Littlewoods catalogue
“I remember looking down at my sheet that day and thinking I don't have many things on my sheet that can create £11 million worth of sales from one test. That took us away from the highest paid individual person's opinion, to the customer opinion. That's very much the foundation of what we are trying to do now,” said Jones. 

“Our business in the past 18 months has completely reorganised itself to focus on the customer, the customer is the key in all of our decision making and all of our innovation. Everybody's objectives in the business are geared around how to get closer to the customer.”

Shop Direct has now built a 'world class' UX lab in-house, so that tests no longer haver to be carried out externally and through third parties – which also gives the company much closer links to the customer. Jones said that seeing customers walk down the corridors of the Shop Direct's offices is “incredibly powerful”, because staff can get in involved in focus groups and to get under the skin of the qualitative analysis that takes place.

The qualitative information that is received from customer feedback is then used to run quantitative tests on the websites, so Shop Direct can prove which results work best in a live environment. Shop Direct now runs approximately 30 to 40 tests a month.

“This is everything from the smallest test on the product page, to persuasive messaging, to some crazy innovations coming out of Israel or Silicon Valley. Where does it start? It starts with the customer – problem solving, understanding data, understanding people's pain points in the customer journey, why they are rating us poorly in certain areas. Using structured and unstructured data to understand this,” said Jones. 

One example of a change made to the Shop Direct's websites, off the back of customer feeedback and testing, includes a size comparison tool. Shop Direct is finding that people weren't buying handbags online because they couldn't tell what size they were and would rather purchase in-store. To counter this the website now has a tool that allows users to compare the size of handbag to an iPhone.

Another example includes how customers can now quickly view a product and add it to the basket from the quick-view box, reducing the number of

Littlewoods
clicks needed to purchase goods.

Some of the more innovative trials taking place include an augmented reality tool that allows customers to use images of rooms in their home to see how furniture would fit in that space, as well as some new technology that would allow them to feel the texture of the fabric on the screen of the iPad (apparently this is coming soon!).

“We aren't doing this because it's exciting and new, we are doing this because it's coming from the customer,” said Jones. 
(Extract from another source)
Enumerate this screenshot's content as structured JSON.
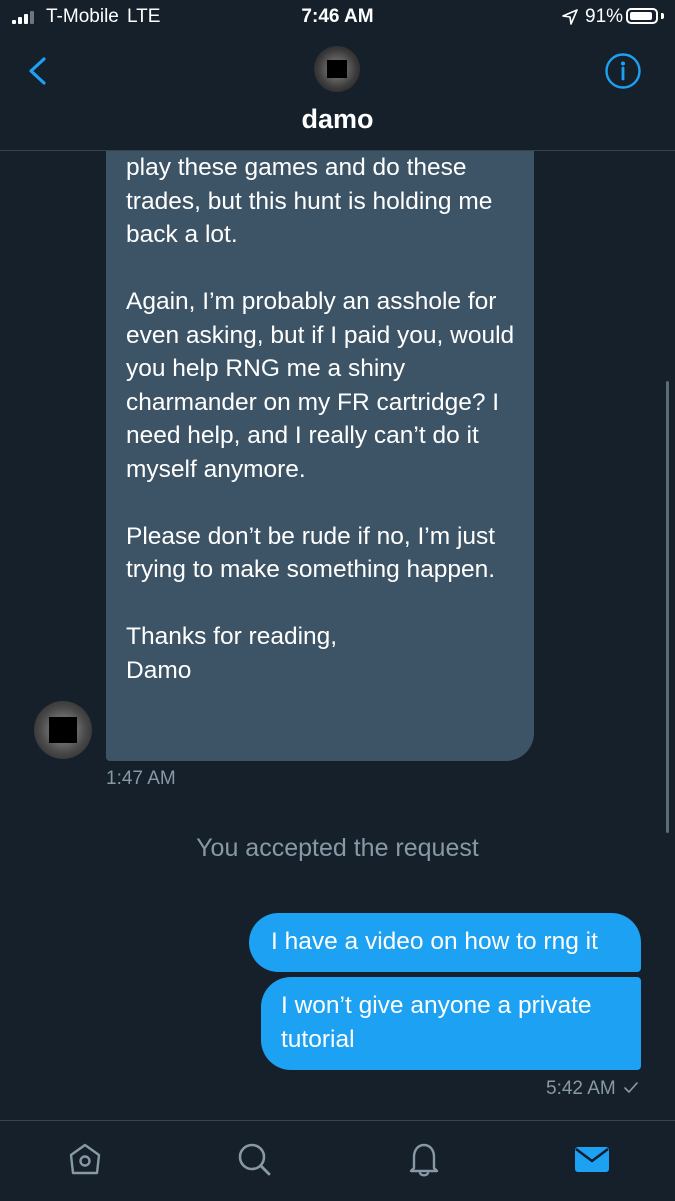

Preparing for devices and data 

Shop Direct found that it took 15 years to get 50 percent of its business online, but it only took three years to get 50 percent of its business on mobile. Jones said that although smartphones and tablets are still the most important focus for the company, he is aware that new trends are emerging and the 'internet of things' could be a strong priority for Shop Direct in the future.

“This isn't just about the mobile phone, this is about devices, this is about a seamless end-to-end customer experience - understanding that journey across devices. This is why our connected programme is one of the most critical programmes in the Shop Direct business. 

“This is a heavily invested programme where a number of people are looking at the pathway to conversion of loyalty across devices, how do we understand those interactions and integrate the customer's experience into those interactions? Mobile phones are critical, but we need to understand that other devices are coming through.”

Very.co.uk
The other main testing that Shop Direct is prioritising is around how it can use customer data, particularly for returning customers, to personalise the website.

“We have a treasure trove of data in our business, 80 years of history of customer payments, browsing data, social media – we have more end-to-end customer data than most. We are going to use that data to power real-time decision making into some of our engines, we are  seeing this already today and we have deployed nine or so tests this year, seven of which have been mega successful for us.

“We have taken snippets of data and deployed real-time actions into the website, real-time changes to the customer experience that are personalised to that customer. Things have been personalised to their preferences based on what we know about them. We believe that over the next three to five years this will make us uniquely different.”